SteinbitIII schrieb:


> "Fisch und Fang"#h


 
Naja, so falsch war ich dann auch nicht. Fängt auch mit "Z" an :q:q:q

Dann mal viel Erfolg für die kommende Saison. 

Das gilt natürlich für alle. Derzeit ist es einfach noch zu kalt.


----------



## HL-MEFO-Jäger

*AW: Aktuelle Meerforellenfänge Februar*

JJJJAAAAAAAAAAAAAAAAAAAAAAA..........
Ab dem 26.2. sind PLUS-GRADE angesagt:vik:
Am 3.3 sollen wir PLUS 9 GRAD bekommen.....und am 4.3. PLUS 10 GRAD........:l
An die Geräte, fertig, los!!!
Jetzt können die dicken Herigsfresser endlich unter Land kommen!
Die März-Fangberichte werden hoffentlich etwas zahlreicher........
Petri an ALLE:vik:


----------



## nxxxvx3xxx

*AW: Aktuelle Meerforellenfänge Februar*



HL-MEFO-Jäger schrieb:


> JJJJAAAAAAAAAAAAAAAAAAAAAAA..........
> Ab dem 26.2. sind PLUS-GRADE angesagt:vik:
> Am 3.3 sollen wir PLUS 9 GRAD bekommen.....und am 4.3. PLUS 10 GRAD........:l
> An die Geräte, fertig, los!!!
> Jetzt können die dicken Herigsfresser endlich unter Land kommen!
> Die März-Fangberichte werden hoffentlich etwas zahlreicher........
> Petri an ALLE:vik:


 so wie letztes jahr.da war es sehr erfolgreich.sehr sogar.|wavey:


----------



## Eisbär14

*AW: Aktuelle Meerforellenfänge Februar*

@HL-MEFO-Jäger

Dein Wort in Gottes Gehörgang und Neptun bringe uns min.4 Grad Wassertemperatur...


----------



## aalpietscher

*AW: Aktuelle Meerforellenfänge Februar*

Na du machst mir hoffnung!

Hab ende märz nen bungalow gemietet auf Rügen|uhoh:

Gruß...


----------



## xfishbonex

*AW: Aktuelle Meerforellenfänge Februar*

Freud euch nicht zu früh  der spuck ist auch schnell vorbei 
denn klingeln die alulatten schon wieder 
lg andre


----------



## Hansen fight

*AW: Aktuelle Meerforellenfänge Februar*



HL-MEFO-Jäger schrieb:


> JJJJAAAAAAAAAAAAAAAAAAAAAAA..........
> Ab dem 26.2. sind PLUS-GRADE angesagt:vik:
> Am 3.3 sollen wir PLUS 9 GRAD bekommen.....und am 4.3. PLUS 10 GRAD........:l
> An die Geräte, fertig, los!!!
> Jetzt können die dicken Herigsfresser endlich unter Land kommen!
> Die März-Fangberichte werden hoffentlich etwas zahlreicher........
> Petri an ALLE:vik:


Moin
Wo hast Du denn die wettervorhersage her
Das lässt ja hofffen.:k
Habe mitte März ein paar Tage Urlaub


----------



## HL-MEFO-Jäger

*AW: Aktuelle Meerforellenfänge Februar*

Bei Wetter.com gibt es ne 16Tage-Prognose!

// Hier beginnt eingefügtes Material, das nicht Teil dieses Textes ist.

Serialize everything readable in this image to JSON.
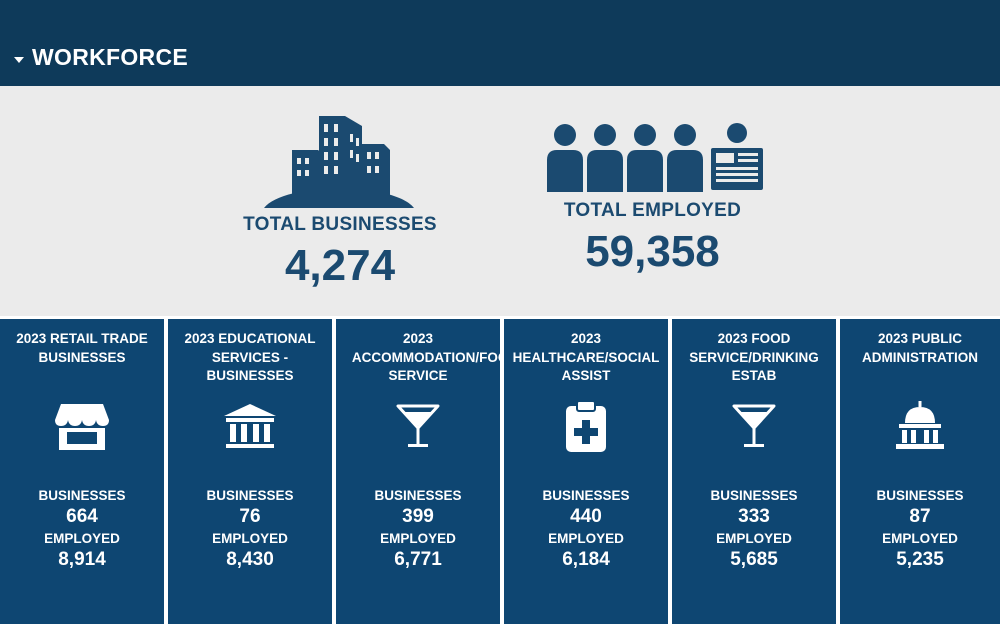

Falls die also stimmt und der Wind nicht "!falsch" dreht kommt es so!!!
Das mit den Alulatten wird sich dieses Jahr wohl auch etwas verschieben......hoffentlich bis Anfang Mai.....da ist Urlaub im Harz gebucht.......#6

I LOVE PLUS-GRADE:vik:
....hätte aber lieber 5-6 Grad Wasserteperatur!!!


----------



## larsgerkens

*AW: Aktuelle Meerforellenfänge Februar*

mal ganz davon abgesehen, dass die wettervorhersagen ohnehin nur für max. 3-4 tage zuverlässig sind... also auf ne 16tage-vorhersage würde ich mich nicht verlassen 
aber ich drück euch die daumen!!


----------



## Enormm

*AW: Aktuelle Meerforellenfänge Februar*

Hi , 
Kann mir eventuell  jemand von euch helfen  , wollte Montag  nach Dranske  sind da Eisschollen (bug Ostsee Seite )??
Danke !


----------



## Reverend Mefo

*AW: Aktuelle Meerforellenfänge Februar*

Wer: Ich und ein Kumpel
Wann: Heute Morgen so 7:00 - 8:30
Wo: Kieler Förde
Was: 1 x Mefo 53cm
Womit: Wooly B. orange Gr.8
Wieso: Wollte eigentlich nur ein wenig mit der Peitsche üben
Weshalb: Weils trotz Minusgraden Morgens nichts besseres gibt
Warum: Weil ich meinen Grill schon so lange nicht mehr gefüttert habe

Hallo Leute,

Konnte heute morgen gleich 3 x Punkten mit nur einem Fisch!
Erste Forelle 2011
Erste Schneeforelle überhaupt
Erster Fisch auf Fliegenpeitsche

Kleine Kuriosität: Der Fisch hatte ca. 10 Wattwürmer im Magen. Jawohl, Watt- nicht Ringelwürmer.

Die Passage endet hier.